This document is an excerpt from the EUR-Lex website
Document 62001CJ0217
Summary of the Judgment
Summary of the Judgment
1. Procedure — Decision replacing, in the course of the proceedings, the contested decision — Replacement of a decision refusing the reinstallation allowance by a decision granting it but operating a set-off against allowances wrongly received by the applicant — Different subject-matter — Extension of the initial claims for relief and pleadings — Not permitted
2. Appeals — Pleas in law — Plea put forward for the first time in the appeal — Inadmissible — (Rules of Procedure of the Court of Justice, Art. 42(1), first subpara.)
1. An applicant may amend his heads of claim and pleas in law following the replacement by a decision, in the course of the proceedings, of a previous decision with the same subject-matter.
That is not the case if the contested decision is one refusing the reinstallation allowance and if, in the course of the proceedings, it is replaced by a decision granting it to the applicant but also requiring him to repay sums wrongly paid to him in respect of the installation allowance.

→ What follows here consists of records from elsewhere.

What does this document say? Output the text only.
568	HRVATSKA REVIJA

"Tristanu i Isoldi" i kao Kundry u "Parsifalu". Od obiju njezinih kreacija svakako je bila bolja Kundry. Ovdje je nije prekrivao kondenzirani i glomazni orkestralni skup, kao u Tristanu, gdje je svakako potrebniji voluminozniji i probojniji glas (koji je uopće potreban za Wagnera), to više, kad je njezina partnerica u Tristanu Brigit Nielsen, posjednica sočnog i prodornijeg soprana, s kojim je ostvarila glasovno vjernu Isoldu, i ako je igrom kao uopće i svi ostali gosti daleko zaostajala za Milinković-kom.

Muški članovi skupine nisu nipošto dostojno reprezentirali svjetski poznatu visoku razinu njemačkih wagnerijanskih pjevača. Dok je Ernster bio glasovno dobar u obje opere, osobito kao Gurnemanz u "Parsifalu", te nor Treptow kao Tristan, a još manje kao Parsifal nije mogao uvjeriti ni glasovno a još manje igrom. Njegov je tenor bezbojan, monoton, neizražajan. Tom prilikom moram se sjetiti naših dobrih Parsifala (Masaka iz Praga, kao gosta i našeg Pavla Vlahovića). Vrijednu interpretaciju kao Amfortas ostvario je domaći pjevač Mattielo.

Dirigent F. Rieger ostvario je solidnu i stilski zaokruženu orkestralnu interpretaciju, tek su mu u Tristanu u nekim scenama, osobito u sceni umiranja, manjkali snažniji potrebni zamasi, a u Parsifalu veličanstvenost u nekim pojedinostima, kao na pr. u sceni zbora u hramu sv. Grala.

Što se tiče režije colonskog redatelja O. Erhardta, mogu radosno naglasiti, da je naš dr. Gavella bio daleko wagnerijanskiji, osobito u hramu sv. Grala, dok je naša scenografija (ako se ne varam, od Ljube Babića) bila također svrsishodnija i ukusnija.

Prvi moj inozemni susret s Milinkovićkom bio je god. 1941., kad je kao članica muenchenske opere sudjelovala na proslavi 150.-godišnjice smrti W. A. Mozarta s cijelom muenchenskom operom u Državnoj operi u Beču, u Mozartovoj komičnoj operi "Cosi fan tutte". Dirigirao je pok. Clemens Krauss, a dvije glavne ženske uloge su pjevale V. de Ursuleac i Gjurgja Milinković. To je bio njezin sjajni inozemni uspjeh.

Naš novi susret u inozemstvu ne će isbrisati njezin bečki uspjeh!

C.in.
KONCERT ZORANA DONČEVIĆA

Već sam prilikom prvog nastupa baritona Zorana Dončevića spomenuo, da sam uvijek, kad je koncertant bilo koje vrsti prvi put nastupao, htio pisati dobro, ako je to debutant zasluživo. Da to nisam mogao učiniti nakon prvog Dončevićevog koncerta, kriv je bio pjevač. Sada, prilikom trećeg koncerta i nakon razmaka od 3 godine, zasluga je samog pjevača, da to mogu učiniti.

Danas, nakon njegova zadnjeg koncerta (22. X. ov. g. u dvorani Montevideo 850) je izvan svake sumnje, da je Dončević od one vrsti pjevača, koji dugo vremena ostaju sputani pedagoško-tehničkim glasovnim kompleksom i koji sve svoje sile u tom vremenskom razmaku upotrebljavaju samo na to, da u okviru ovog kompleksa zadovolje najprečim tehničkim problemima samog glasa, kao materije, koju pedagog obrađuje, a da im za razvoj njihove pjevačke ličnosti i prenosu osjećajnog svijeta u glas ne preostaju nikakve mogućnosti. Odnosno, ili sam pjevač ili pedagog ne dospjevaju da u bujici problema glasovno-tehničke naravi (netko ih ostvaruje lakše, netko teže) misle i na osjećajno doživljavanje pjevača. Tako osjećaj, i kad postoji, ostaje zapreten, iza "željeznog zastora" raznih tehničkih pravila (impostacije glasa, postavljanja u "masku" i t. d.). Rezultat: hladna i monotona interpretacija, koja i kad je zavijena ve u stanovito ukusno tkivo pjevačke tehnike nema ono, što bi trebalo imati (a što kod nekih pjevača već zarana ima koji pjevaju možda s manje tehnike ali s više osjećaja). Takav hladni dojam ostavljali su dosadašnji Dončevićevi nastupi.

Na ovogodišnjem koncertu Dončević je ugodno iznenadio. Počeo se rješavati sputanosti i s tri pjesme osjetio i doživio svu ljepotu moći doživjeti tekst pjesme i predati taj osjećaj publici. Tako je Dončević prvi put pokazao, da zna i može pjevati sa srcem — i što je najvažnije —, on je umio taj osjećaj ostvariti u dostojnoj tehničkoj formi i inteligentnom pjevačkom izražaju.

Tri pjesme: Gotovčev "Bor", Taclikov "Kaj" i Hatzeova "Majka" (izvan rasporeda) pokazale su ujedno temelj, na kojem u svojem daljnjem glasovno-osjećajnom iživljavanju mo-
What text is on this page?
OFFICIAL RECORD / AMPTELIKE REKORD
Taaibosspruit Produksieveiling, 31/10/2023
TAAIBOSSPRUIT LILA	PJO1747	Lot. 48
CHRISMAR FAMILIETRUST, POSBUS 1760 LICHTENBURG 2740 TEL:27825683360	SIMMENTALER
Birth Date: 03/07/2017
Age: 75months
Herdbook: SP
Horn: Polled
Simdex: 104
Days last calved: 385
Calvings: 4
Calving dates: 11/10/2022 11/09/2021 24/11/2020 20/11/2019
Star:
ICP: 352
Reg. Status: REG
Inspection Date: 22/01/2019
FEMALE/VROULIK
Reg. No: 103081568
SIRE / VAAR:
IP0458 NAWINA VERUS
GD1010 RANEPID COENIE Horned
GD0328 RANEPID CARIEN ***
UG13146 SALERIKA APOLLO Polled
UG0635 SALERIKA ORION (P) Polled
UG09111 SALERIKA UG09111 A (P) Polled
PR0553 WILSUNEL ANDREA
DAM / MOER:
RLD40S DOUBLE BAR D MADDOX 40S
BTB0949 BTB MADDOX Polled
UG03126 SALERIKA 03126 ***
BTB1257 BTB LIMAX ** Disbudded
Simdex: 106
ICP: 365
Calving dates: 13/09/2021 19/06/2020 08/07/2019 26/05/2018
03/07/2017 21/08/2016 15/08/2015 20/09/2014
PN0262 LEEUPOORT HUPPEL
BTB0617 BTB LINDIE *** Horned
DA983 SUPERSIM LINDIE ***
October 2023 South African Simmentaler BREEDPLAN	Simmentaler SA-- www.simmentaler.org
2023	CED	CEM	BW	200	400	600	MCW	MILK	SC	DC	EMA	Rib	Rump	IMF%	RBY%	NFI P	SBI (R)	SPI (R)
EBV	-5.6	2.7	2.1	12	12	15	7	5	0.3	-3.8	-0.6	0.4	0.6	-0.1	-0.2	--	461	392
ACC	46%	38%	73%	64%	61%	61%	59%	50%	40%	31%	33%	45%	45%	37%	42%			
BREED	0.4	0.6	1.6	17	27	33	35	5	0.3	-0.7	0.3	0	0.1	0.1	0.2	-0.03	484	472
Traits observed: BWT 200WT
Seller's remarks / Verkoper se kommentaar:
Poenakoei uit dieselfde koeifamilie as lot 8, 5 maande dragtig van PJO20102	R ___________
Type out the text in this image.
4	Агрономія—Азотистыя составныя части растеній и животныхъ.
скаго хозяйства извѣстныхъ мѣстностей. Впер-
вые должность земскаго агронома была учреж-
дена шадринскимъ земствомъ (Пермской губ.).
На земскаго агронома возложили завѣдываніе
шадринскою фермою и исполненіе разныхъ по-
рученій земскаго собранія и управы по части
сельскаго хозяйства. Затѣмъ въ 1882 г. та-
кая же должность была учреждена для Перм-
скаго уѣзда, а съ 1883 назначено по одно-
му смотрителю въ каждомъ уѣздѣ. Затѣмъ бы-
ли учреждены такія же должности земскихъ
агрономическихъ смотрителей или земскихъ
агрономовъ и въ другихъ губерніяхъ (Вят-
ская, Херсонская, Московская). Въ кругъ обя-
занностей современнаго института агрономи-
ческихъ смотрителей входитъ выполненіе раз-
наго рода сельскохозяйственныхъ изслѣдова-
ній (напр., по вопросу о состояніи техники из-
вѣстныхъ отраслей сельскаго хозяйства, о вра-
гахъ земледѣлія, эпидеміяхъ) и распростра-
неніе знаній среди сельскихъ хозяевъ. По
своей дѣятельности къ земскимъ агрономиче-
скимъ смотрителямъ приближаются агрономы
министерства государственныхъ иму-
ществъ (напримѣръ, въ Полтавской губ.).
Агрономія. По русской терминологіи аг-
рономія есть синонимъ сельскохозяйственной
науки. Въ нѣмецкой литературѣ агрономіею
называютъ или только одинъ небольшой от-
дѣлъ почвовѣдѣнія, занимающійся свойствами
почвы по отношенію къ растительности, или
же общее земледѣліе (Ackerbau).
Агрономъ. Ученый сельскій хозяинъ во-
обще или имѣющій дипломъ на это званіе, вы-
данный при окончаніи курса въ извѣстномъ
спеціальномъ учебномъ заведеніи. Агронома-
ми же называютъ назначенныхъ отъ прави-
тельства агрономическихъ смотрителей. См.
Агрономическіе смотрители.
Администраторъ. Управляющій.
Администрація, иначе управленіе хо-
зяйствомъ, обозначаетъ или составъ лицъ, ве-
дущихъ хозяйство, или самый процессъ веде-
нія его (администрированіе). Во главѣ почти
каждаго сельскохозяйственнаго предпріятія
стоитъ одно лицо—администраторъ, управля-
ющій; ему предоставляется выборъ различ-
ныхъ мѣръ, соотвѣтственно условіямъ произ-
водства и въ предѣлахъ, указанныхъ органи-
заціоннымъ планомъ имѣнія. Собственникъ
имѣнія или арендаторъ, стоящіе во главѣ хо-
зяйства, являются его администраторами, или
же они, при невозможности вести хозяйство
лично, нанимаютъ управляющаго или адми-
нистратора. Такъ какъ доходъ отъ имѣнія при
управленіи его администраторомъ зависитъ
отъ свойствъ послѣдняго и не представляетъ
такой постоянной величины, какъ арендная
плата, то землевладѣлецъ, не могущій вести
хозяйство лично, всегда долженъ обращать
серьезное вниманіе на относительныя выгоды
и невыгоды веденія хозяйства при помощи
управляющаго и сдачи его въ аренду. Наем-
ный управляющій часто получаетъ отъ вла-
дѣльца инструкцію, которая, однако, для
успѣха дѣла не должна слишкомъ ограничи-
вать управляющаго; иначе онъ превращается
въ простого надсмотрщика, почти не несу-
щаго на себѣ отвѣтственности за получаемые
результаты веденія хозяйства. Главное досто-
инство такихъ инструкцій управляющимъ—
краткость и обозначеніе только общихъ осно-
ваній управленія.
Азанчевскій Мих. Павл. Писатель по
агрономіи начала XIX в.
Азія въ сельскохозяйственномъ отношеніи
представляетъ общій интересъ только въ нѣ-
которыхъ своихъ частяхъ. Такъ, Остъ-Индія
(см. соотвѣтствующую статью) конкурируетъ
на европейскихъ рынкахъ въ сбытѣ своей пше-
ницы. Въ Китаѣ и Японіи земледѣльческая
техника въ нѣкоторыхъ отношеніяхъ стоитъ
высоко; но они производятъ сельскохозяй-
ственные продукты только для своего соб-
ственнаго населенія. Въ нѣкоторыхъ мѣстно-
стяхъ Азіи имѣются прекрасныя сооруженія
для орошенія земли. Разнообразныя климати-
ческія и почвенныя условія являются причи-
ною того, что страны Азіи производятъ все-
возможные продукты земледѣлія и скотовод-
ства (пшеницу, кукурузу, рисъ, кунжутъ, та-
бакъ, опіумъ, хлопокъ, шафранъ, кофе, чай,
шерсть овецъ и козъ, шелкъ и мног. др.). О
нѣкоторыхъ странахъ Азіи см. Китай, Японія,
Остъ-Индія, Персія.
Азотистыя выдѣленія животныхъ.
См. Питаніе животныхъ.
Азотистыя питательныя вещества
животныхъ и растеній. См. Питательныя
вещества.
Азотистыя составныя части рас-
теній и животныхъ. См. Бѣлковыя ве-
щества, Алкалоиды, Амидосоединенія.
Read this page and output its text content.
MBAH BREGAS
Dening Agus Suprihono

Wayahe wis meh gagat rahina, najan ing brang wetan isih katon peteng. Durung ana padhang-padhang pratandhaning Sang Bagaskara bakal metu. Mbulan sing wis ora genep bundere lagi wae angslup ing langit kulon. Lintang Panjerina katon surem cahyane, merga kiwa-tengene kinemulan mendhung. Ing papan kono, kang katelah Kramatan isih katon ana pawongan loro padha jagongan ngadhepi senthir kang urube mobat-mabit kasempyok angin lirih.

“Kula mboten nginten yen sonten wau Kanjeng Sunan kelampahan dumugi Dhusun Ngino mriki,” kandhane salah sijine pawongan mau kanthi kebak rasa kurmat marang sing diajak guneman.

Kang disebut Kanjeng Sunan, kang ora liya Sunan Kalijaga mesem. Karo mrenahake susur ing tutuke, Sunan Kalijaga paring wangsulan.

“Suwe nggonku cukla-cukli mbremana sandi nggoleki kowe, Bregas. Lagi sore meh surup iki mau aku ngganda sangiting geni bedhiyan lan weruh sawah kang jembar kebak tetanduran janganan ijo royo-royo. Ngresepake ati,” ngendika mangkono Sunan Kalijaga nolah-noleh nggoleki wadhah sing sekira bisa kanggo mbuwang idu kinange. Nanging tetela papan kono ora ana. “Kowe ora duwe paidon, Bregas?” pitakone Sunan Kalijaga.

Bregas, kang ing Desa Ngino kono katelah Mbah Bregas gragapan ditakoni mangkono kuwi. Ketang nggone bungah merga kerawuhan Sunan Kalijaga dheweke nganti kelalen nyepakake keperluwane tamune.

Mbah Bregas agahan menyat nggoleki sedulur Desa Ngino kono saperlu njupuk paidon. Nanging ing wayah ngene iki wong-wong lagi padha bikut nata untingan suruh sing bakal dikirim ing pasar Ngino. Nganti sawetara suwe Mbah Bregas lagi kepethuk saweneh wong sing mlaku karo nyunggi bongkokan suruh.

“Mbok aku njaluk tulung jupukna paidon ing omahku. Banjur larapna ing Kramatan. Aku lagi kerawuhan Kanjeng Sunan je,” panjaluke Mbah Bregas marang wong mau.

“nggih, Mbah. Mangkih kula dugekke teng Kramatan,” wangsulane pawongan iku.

The decision replacing the contested decision does not have the same subject-matter since it establishes a set-off between the amount overpaid to the applicant and that of the sums due to him. It follows therefrom that in such a case the applicant should not be given leave to amend his claims and pleas.
see paras 29-30
2. To allow a party to put forward for the first time before the Court of Justice a plea in law which it has not raised before the Court of First Instance would be to allow it to bring before the former, whose jurisdiction in appeals is limited, a case of wider ambit than that which came before the Court of First Instance. In an appeal the jurisdiction of the Court of Justice is confined to review of the findings of law on the pleas argued before the Court of First Instance.